Das technokratisch-disruptive Denken ist erkennbar anschlussfähig an die Begriffswelt des frühen Faschismus in der ersten Hälfte des 20. Jahrhunderts. Dort gab es ebenfalls eine Verherrlichung der Tat, der Entscheidung, der Beschleunigung und der Technik. Das Alte sollte dem Neuen Platz machen. Was dem im Wege stand, wurde nach Carl Schmitts Politikverständnis als „Feind“ identifiziert und aus dem Weg geräumt, im deutschen Nationalsozialismus auch alles, was „schwach“ war, was nicht folgen konnte oder wollte oder was nicht zum Bild des arischen Übermenschen gepasst hat.
Technik
Diesen Parallelen geht der Osnabrücker Philosoph und Mathematiker Rainer Mühlhoff in seinem vor kurzem veröffentlichten Buch „Künstliche Intelligenz und der neue Faschismus“ nach.
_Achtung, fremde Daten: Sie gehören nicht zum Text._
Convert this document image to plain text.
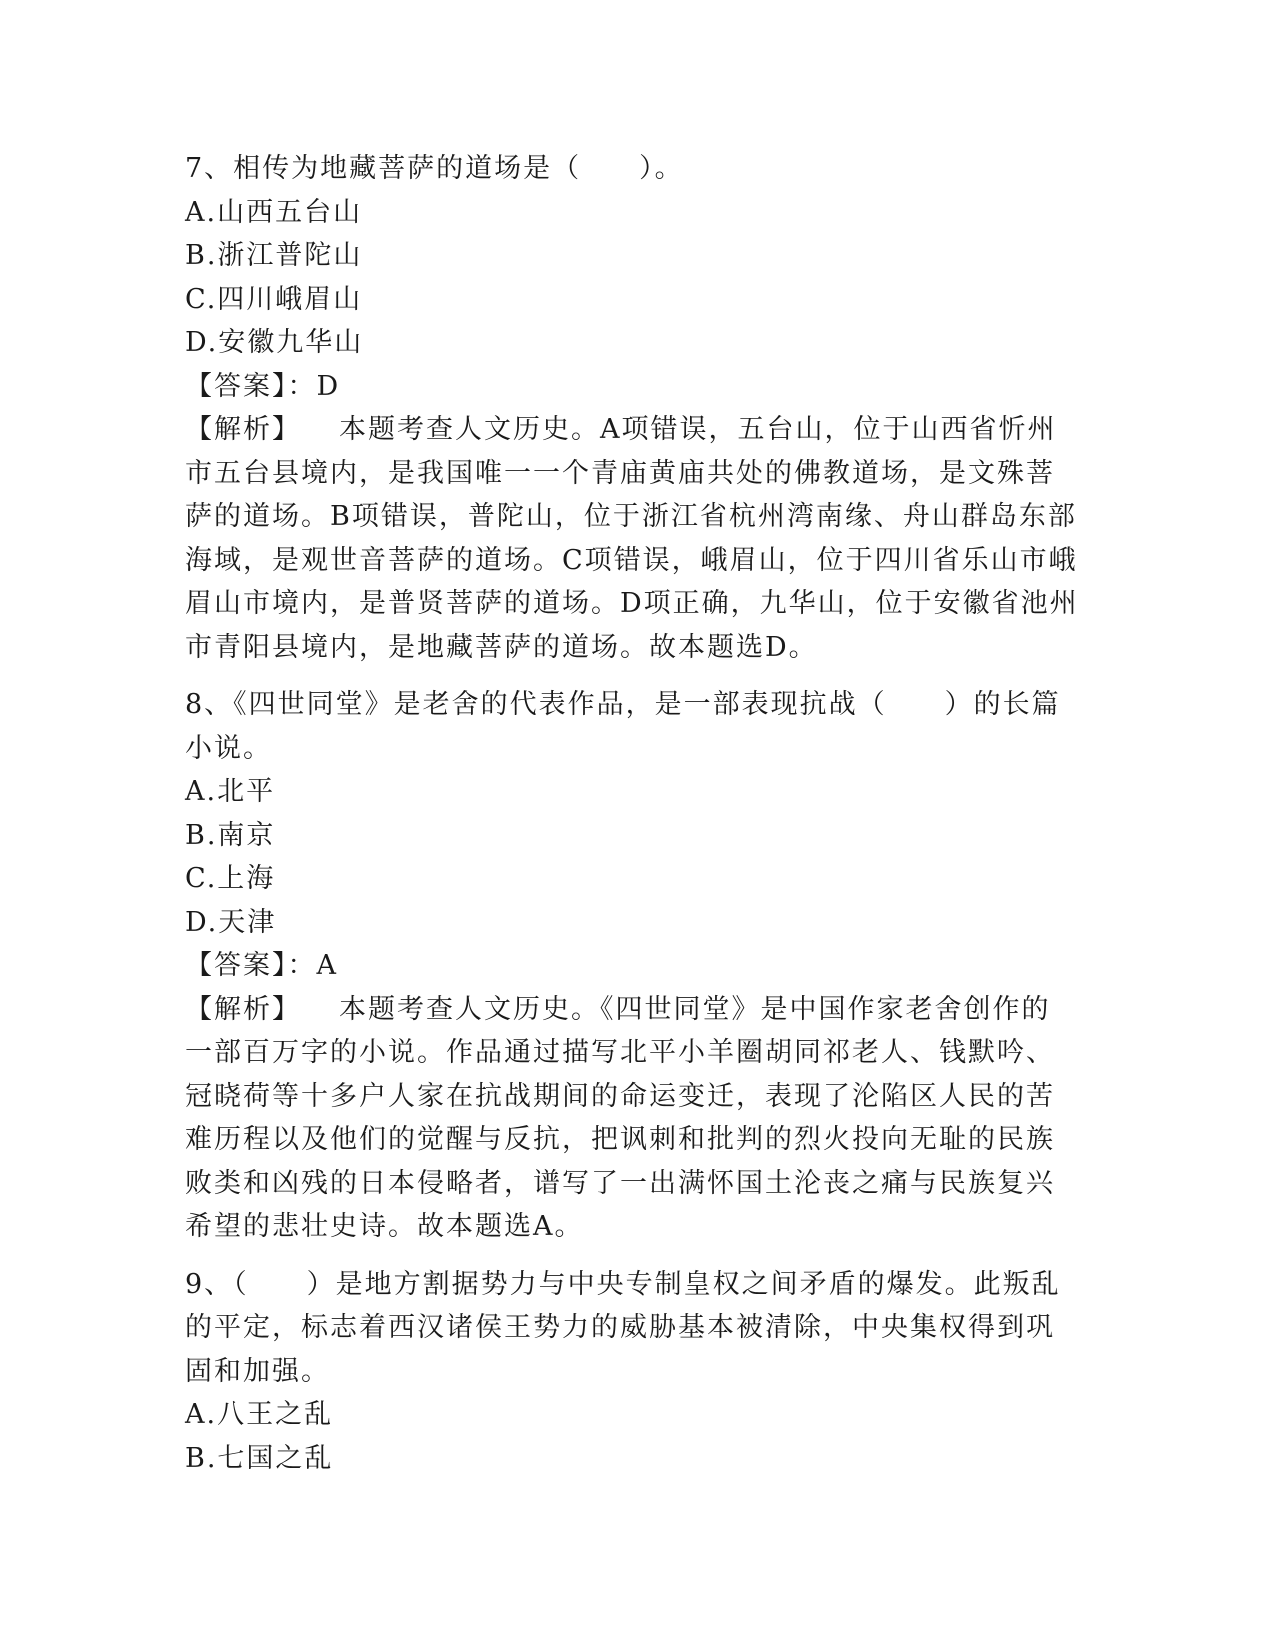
7、相传为地藏菩萨的道场是（　　）。
A.山西五台山
B.浙江普陀山
C.四川峨眉山
D.安徽九华山
【答案】：D
【解析】 本题考查人文历史。A项错误，五台山，位于山西省忻州
市五台县境内，是我国唯一一个青庙黄庙共处的佛教道场，是文殊菩
萨的道场。B项错误，普陀山，位于浙江省杭州湾南缘、舟山群岛东部
海域，是观世音菩萨的道场。C项错误，峨眉山，位于四川省乐山市峨
眉山市境内，是普贤菩萨的道场。D项正确，九华山，位于安徽省池州
市青阳县境内，是地藏菩萨的道场。故本题选D。
8、《四世同堂》是老舍的代表作品，是一部表现抗战（　　）的长篇
小说。
A.北平
B.南京
C.上海
D.天津
【答案】：A
【解析】 本题考查人文历史。《四世同堂》是中国作家老舍创作的
一部百万字的小说。作品通过描写北平小羊圈胡同祁老人、钱默吟、
冠晓荷等十多户人家在抗战期间的命运变迁，表现了沦陷区人民的苦
难历程以及他们的觉醒与反抗，把讽刺和批判的烈火投向无耻的民族
败类和凶残的日本侵略者，谱写了一出满怀国土沦丧之痛与民族复兴
希望的悲壮史诗。故本题选A。
9、（　　）是地方割据势力与中央专制皇权之间矛盾的爆发。此叛乱
的平定，标志着西汉诸侯王势力的威胁基本被清除，中央集权得到巩
固和加强。
A.八王之乱
B.七国之乱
Er beschreibt das Mindset des neuen Futurismus, seine elitären und inhumanen Elemente, dazu die technischen Komplemente etwa bei der subsymbolischen KI. Und er beschreibt, was dabei die Tech-Szene mit den Protagonisten der „Dunklen Aufklärung“ um Leute wie Curtis Yarvin oder Hans-Hermann Hoppe verbindet. Demokratische Gesinnung ist es nicht.
Die deprimierenden Entwicklungen in der Welt – Klimawandel, Kriege, Hunger usw. – und dass das liberale Versprechen „Wohlstand für alle“ nicht eingelöst wird, die Globalisierungsgewinne nicht gerecht verteilt werden, lässt viele Menschen fragen, ob die liberale Demokratie nicht ein falsches Versprechen war und das Recht, zu wählen, nicht viel wert. Das macht Hoppes Forderung, die Demokratie, „den Gott, der keiner ist“, zu stürzen, kaputt zu machen, was einen kaputt macht, verführerisch.
Demokratie
Wer in dieser Situation Disruption als politische Reformstrategie empfiehlt, jenseits der banalen Tatsache, dass man manchmal bürokratisches Paragrafengestrüpp roden muss, wer also im politischen Fundament mehr Musk und Milei will, sollte Antworten mitliefern, wie das demokratisch gehen kann. Wie kann eine disruptive Politik aussehen, die nicht die Vorstellungen einer Elite gewaltsam durchsetzt, der es nicht gleichgültig ist, wenn Schwache dabei unter die Räder kommen, die darauf achtet, dass am Ende alle profitieren und nicht nur Auserwählte oder solche, die sich dafür halten.
Ohne gute Antworten sind vielleicht doch die langsameren, umständlicheren, partizipativeren, inklusiven Verfahren, die wir haben, vorzuziehen. Man kann sie ja verbessern. Autokratische Systeme sind zudem auch nicht per se „effizienter“, sie sind nur rücksichtsloser. Effizienz ist immer danach zu bemessen, welches Ziel verfolgt wird. Die Möglichkeit, dass sich alle in die demokratische Willensbildung einbringen können, sollte eines der politischen Ziele in Deutschland bleiben. Diese Möglichkeit musste historisch mühsam erkämpft werden, einmal verloren, wird sie nicht einfach wieder zurückzubekommen sein.